Thursday, October 13, 2005

What Is A Crisis Condition?

WE SHOULD ALL BE feeling appalled and dismayed by now, but strangely enough, we do not seem to belch anything close to a whimper when there should already be an outcry. Like we--the public--just do not mind it at all or perhaps just could not absorb the whole implication of such happenstance. I am talking about the proverbial emergency power that Malacañang might let loose on us if (according to Executive Secretary Eduardo Ermita) the situations warrant it. Today, the talk on the emergency rule already centers on the three main crisis conditions that could probably justify the declaration of the power and as declared, they are a terrorist attack, a breakdown in peace and order, and a steep surge in oil prices. It was only days ago that the head of the monster was just being whispered as rumors and gossip matters but now, we are almost speaking of the emergency rule as if it is already a requisite event that could always happen in the days to come with reasonable certainty. How much steeper can the oil prices go before it's a crisis condition ? How grave a terrorist attack be? And what breakdown of peace are they talking about? The conditions set by Malacañang are way too general that the gray areas are staring at us like a slimy serpent. And this becomes dangerous for us; when abuse of power become so very convenient for those who are poised to abuse.

What we are talking here are not simple emergency powers that have been exercised before. This is not merely about permitted importations of knock-down vehicles or power contract exemptions; the powers being contemplated by President Gloria Macapagal-Arroyo is of such weight that could border on autocracy, taking over private companies and enterprises such as oil companies and public utilities in the aim of settling a “crisis condition”. It amazes me that US-educated economist like our President could speak of such overserious economic matter with mind-boggling casualness as if she is oblivious how such condition may possibly bring more harm than good to our country, like when massive capital takes flight out of our country like it was in the early 80's when then Prime Minister Cesar Virata made that famous television pronouncement “Mr. President, our country is in crisis!”. Not only that, the global economic community would surely frown on a nation that had gone to such dolorous extent as towards a Communist-style tactic of taking over major private undertakings like oil companies by way of executive compulsion. For certain, I do not have such adoration towards foreign capitals and capitalists but at this moment, massive capital plight out of our financial markets would surely result to dire economic consequences to our country. There'd be massive job lay-outs and capital reduction as industrial activity would slacken so sharply. National productivity would surely suffer and our credit standings would for certain reach record lows, even while we are already so low in the eyes of international funders and creditors.

Alright, granting that there'd really be a point that it would be so salacious and tempting to kick some ass and take over those profit-hungry oil companies but in my mind, these high-handedness should not be resorted to except when they become extremely necessary.

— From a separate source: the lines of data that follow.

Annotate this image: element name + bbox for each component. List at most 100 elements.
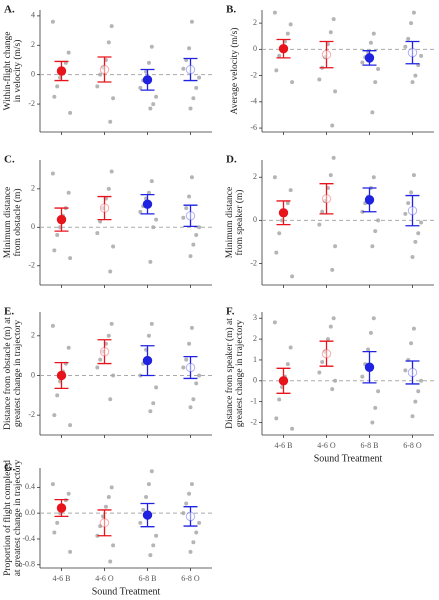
- data-point: [410, 414, 415, 419]
- y-tick-label: 1: [253, 355, 257, 364]
- data-point: [109, 169, 114, 174]
- y-tick-label: -2: [250, 70, 257, 79]
- data-point: [148, 106, 153, 111]
- data-point: [290, 274, 295, 279]
- x-tick-label: 6-8 O: [403, 441, 422, 450]
- data-point: [187, 46, 192, 51]
- data-point: [194, 530, 199, 535]
- mean-marker: [185, 211, 196, 221]
- data-point: [149, 179, 154, 184]
- data-point: [55, 233, 60, 237]
- mean-marker: [278, 376, 289, 386]
- data-point: [370, 110, 375, 115]
- data-point: [373, 405, 378, 410]
- data-point: [416, 231, 421, 236]
- data-point: [290, 80, 295, 85]
- x-tick-label: 6-8 B: [361, 441, 379, 450]
- y-axis-label: Minimum distance: [225, 187, 235, 259]
- data-point: [403, 368, 408, 373]
- data-point: [184, 206, 189, 211]
- mean-marker: [142, 355, 153, 366]
- y-tick-label: -1: [250, 396, 257, 405]
- y-tick-label: 0: [253, 376, 257, 385]
- data-point: [403, 44, 408, 49]
- data-point: [194, 233, 199, 237]
- data-point: [317, 370, 322, 375]
- x-axis-label: Sound Treatment: [314, 453, 383, 464]
- data-point: [376, 67, 381, 72]
- mean-marker: [321, 49, 332, 60]
- data-point: [290, 426, 295, 431]
- data-point: [411, 326, 416, 331]
- mean-marker: [99, 518, 110, 528]
- mean-marker: [142, 75, 153, 85]
- data-point: [111, 543, 116, 548]
- data-point: [111, 244, 116, 249]
- x-tick-label: 6-8 B: [139, 574, 157, 583]
- data-point: [52, 94, 57, 99]
- y-axis-label: Distance from obstacle (m) at: [2, 317, 13, 430]
- data-point: [333, 244, 338, 249]
- data-point: [328, 30, 333, 35]
- data-point: [151, 102, 156, 107]
- data-point: [194, 85, 199, 90]
- data-point: [371, 175, 376, 180]
- data-point: [189, 325, 194, 330]
- data-point: [52, 413, 57, 418]
- data-point: [360, 60, 365, 65]
- y-tick-label: -0.8: [22, 560, 35, 569]
- y-tick-label: 0: [31, 222, 35, 231]
- data-point: [330, 387, 335, 392]
- y-axis-label: greatest change in trajectory: [235, 320, 245, 428]
- data-point: [373, 80, 378, 85]
- y-axis-label: Proportion of flight completed: [2, 460, 13, 576]
- mean-marker: [56, 66, 67, 76]
- data-point: [66, 491, 71, 496]
- data-point: [272, 320, 277, 325]
- data-point: [413, 239, 418, 244]
- data-point: [108, 397, 113, 402]
- mean-marker: [407, 205, 418, 216]
- y-tick-label: -0.4: [22, 534, 35, 543]
- y-tick-label: 2: [253, 18, 257, 27]
- data-point: [109, 24, 114, 29]
- y-axis-label: Within-flight change: [2, 31, 13, 110]
- data-point: [98, 357, 103, 362]
- data-point: [333, 89, 338, 94]
- mean-marker: [185, 64, 196, 75]
- data-point: [320, 209, 325, 214]
- data-point: [285, 362, 290, 367]
- data-point: [370, 420, 375, 425]
- data-point: [50, 482, 55, 487]
- y-tick-label: 0: [31, 70, 35, 79]
- data-point: [154, 385, 159, 390]
- data-point: [50, 323, 55, 328]
- data-point: [111, 373, 116, 378]
- y-tick-label: 0: [253, 215, 257, 224]
- y-tick-label: 3: [253, 313, 257, 322]
- data-point: [191, 242, 196, 247]
- data-point: [108, 559, 113, 564]
- data-point: [146, 333, 151, 338]
- y-tick-label: 0.4: [25, 482, 35, 491]
- data-point: [277, 397, 282, 402]
- y-axis-label: from speaker (m): [234, 190, 245, 256]
- x-tick-label: 4-6 O: [95, 574, 114, 583]
- data-point: [66, 50, 71, 55]
- data-point: [146, 482, 151, 487]
- data-point: [98, 72, 103, 77]
- data-point: [55, 393, 60, 398]
- y-tick-label: 0.0: [25, 508, 35, 517]
- data-point: [285, 31, 290, 36]
- mean-marker: [364, 53, 375, 63]
- data-point: [50, 19, 55, 24]
- data-point: [371, 316, 376, 321]
- data-point: [184, 357, 189, 362]
- data-point: [331, 155, 336, 160]
- mean-marker: [278, 208, 289, 218]
- data-point: [371, 31, 376, 36]
- y-tick-label: 4: [31, 11, 35, 20]
- data-point: [191, 397, 196, 402]
- data-point: [360, 374, 365, 379]
- data-point: [50, 171, 55, 176]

General conditions given by Malacañang as to what could be “a crisis condition” that should justify such weighty emergency powers are simply way too lenient and shouldn't be used as the guidelines for the eventual imposition. There should be mayhem in the streets before they'd dare take such measures. Or something like that.

As in the famous adage, absolute power corrupts absolutely.

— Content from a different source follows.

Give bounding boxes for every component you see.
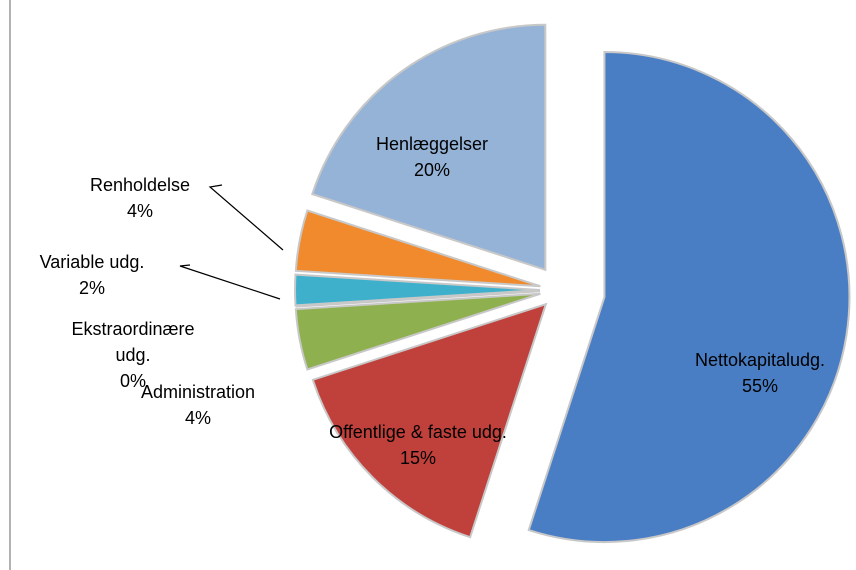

  1. The crux of the argument here is not on the emergency powers but on the person holding such powers. The United States was in a similar predicament when it passed the very controversial Patriot Act which is considered the worst nightmare of civil rights advocates. In spite of the hullabaloos, then US Attorney General John Ashcroft proved to the American people that absolute power corrupts absolutely only when passed on to a corrupt individual (ACLU may totally disagree with my statement). If the situation worsens and presents a clear and present danger to the Filipinos, I would personally support the presidential emergency powers. But giving it to somebody like GMA is totally a different picture. I can’t imagine how well she will dispose such a power. How I wish somebody as stern and brilliant as FDR would sit down in Malacanang and save us from this poison called poverty the way FDR did during the Great Depression.

  2. crisis condition is the disruption of a nation? in which grounds? there were a lot "lot" of external processes that provoke a crisis condition. You've mentioned few of them already. And it gets even more complicated with the management of those governing it.

    Well.. lahat naman po affected. Economic global crises, so they say.

  3. To John: Yeah, it would be too dangerous if the hand that hols the emergency rule belongs to President Arroyo. With the predicaments she is facing now, she might wield it improperly.

    To nao: Good description nao. It clarifies the issue more...

  4. Can someone take the oil crisis out of the equation please? What has a global crisis have to do with Arroyo running the government?